Puis, George Baux, a pris les Dezoriental sous son aile et les a amenés à Toulouse pour enregistrer et se frotter au terreau musical local (Femmouze T, Fabulous Troubadour, Zebda et KDD) qui viendront jeter une oreille ou une note. Difficilement classable, le groupe flirte entre chanson française à texte, avec des accents Bashungien ou des ambiances voyages nostalgiques cousines de celles de Lavilliers, chaâbi pour son humour contestataire et son arabité, envolées tsiganes, et même reggae pour ses rythmiques chaloupées. Dezoriental est pourtant signé par Dreyfus Jazz, un label réputé pour son catalogue jazz (Petrucciani, Lockwood). Rencontre avec Abdel Waheb Sefsaf, voix et auteur des jeux de mots et textes de ce groupe déroutant.

RFI Musique : Vous avez rencontré Aloua Idir et Jean-Luc Frappa grâce au théâtre. Quelle part de théâtralité subsiste dans le groupe ?
Abdel Waheb Sefsaf :
Nous faisions partie de la Compagnie Anonyme. Donc notre entente musicale est née autour de pièces. Aujourd'hui, nos performances scéniques doivent forcément garder un petit souvenir de cette époque. Nos concerts restent engagés et différents des albums. Je n'avais eu qu'une expérience d'acteur donc au départ, j'ai beaucoup complexé sur mon jeu, je ne voulais pas être un comédien qui chante. Cela demande un travail sur soi. J'ai dû peu à peu me défaire du trop grand respect que je pouvais avoir du texte, en tant que comédien et non interprète.

Est-ce que ce travail vous a permis de chanter différemment et plus en français sur ce nouvel album ?
Oui. Je n'avais jamais joué de pièces en kabyle, donc le premier album était une mise au point pour moi. J'ai beaucoup composé en kabyle, c'était une expérience artistique. Aujourd'hui, je fais le chemin inverse puisque j'ai aussi des choses à dire en Français.

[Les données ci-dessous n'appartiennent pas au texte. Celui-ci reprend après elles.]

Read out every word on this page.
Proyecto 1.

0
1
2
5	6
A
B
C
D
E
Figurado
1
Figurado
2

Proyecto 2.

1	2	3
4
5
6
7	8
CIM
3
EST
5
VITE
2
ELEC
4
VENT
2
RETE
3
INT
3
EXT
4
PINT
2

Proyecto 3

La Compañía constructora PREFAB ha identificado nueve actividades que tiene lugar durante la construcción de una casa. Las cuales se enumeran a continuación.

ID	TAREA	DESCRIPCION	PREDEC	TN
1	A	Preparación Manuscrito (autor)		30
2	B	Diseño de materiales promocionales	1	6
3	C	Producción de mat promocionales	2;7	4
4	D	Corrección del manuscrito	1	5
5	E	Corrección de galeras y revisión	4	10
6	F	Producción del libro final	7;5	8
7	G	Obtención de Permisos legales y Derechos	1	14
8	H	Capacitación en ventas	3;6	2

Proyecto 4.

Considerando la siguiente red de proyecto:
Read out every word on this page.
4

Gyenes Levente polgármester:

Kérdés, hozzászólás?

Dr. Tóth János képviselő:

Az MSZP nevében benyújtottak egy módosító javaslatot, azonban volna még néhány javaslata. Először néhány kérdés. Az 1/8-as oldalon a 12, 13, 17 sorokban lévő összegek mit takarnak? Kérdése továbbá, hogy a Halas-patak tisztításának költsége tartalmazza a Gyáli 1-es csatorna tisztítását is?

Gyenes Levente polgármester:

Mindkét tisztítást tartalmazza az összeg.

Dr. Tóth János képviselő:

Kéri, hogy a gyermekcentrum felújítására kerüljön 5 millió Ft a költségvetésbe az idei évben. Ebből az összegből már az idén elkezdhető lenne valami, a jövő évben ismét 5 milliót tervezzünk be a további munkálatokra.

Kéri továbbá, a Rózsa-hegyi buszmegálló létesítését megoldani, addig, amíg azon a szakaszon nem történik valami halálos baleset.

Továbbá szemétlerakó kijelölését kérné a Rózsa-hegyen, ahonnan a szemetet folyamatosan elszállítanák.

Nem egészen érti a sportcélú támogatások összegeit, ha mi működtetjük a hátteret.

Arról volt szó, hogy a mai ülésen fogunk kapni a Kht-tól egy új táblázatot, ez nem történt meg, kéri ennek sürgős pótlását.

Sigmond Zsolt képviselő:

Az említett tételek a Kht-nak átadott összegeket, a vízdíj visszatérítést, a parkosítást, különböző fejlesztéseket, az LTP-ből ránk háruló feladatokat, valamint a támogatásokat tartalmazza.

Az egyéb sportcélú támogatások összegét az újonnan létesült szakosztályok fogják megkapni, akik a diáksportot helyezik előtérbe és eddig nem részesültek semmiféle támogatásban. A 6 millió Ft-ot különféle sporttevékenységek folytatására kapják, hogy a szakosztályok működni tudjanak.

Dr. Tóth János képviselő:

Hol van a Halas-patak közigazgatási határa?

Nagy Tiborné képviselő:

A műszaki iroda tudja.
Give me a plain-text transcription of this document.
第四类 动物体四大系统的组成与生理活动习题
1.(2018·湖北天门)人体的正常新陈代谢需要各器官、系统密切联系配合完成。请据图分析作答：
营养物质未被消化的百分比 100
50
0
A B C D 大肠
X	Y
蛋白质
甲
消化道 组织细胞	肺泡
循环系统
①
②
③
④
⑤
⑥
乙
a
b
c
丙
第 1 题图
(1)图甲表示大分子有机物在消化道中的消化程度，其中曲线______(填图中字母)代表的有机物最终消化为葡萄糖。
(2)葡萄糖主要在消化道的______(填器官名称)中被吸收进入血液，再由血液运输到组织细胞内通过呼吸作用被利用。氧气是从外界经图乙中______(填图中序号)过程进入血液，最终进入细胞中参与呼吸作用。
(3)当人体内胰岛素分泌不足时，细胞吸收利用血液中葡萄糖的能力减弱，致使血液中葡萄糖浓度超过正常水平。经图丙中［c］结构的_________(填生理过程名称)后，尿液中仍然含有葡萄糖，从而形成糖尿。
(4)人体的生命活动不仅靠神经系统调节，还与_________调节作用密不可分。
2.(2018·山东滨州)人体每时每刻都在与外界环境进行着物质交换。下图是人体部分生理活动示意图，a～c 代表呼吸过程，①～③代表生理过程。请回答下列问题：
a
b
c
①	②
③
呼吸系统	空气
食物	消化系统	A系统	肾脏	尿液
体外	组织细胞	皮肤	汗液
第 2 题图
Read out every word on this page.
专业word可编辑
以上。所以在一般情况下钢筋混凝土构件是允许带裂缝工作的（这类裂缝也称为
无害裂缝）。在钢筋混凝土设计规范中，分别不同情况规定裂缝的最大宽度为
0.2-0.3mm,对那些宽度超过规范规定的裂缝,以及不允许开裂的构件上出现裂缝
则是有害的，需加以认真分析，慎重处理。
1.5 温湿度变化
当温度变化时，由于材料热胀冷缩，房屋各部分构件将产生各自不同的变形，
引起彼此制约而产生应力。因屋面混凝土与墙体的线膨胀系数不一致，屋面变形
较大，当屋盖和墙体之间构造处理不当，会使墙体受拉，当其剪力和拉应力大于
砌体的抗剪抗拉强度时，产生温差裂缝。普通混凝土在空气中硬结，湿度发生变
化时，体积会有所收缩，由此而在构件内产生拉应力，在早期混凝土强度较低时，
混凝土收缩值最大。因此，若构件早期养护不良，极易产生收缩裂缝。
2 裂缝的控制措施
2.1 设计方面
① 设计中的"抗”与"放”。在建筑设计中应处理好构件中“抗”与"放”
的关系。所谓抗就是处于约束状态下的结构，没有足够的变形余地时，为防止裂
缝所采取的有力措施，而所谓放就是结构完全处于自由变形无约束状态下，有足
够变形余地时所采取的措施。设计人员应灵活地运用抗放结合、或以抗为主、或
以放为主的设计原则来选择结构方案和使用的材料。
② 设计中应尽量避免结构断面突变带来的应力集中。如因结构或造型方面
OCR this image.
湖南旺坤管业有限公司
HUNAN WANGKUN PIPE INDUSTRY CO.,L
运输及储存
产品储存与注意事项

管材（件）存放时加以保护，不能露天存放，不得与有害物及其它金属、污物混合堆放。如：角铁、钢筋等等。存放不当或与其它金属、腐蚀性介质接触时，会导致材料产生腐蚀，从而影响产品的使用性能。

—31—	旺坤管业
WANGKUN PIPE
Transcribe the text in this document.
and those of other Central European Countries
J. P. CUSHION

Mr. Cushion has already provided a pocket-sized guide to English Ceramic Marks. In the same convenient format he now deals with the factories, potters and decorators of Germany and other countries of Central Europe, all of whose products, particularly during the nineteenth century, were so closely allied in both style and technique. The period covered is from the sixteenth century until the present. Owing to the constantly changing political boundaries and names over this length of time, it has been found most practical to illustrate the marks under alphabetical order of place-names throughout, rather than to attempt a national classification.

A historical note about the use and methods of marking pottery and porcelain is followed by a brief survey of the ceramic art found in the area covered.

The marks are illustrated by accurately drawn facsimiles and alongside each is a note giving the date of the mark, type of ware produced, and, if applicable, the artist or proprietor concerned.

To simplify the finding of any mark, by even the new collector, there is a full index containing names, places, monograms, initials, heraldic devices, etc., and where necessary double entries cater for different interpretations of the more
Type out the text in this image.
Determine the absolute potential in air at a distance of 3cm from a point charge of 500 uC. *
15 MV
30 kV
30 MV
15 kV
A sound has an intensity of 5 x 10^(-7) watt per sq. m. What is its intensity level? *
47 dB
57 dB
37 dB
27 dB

Malgré un engagement contre le colonialisme, vos textes y chantent surtout les femmes ?
Elles représentent le symbole de l'humanité, c'est ce que représente la pochette de l'album : une photo de la terre, la terre nourricière, vue de haut par le photographe Yann Arthus-Bertrand. Nous avons voulu rendre hommage à ces femmes qui se battent mais dont le combat, comme celui d'Aung San Suu Kyi, n'est pas reconnu.

Vous reprenez Vesoul de Jacques Brel. Pourquoi ce titre comme hommage aux femmes ?
Brel a toujours fait partie de nos inspirations, aux côtés de Ferré, Lavilliers, Aït Menguellet ou Idir. Nous ne lui rendons pas hommage pour l'anniversaire de sa mort (25 ans le 9 octobre 2003, ndlr), mais parce qu'il a toujours été présent pour nous. Plus que Ne me quitte pas, ce titre rend hommage au quotidien, peut être le plus bel engagement des femmes.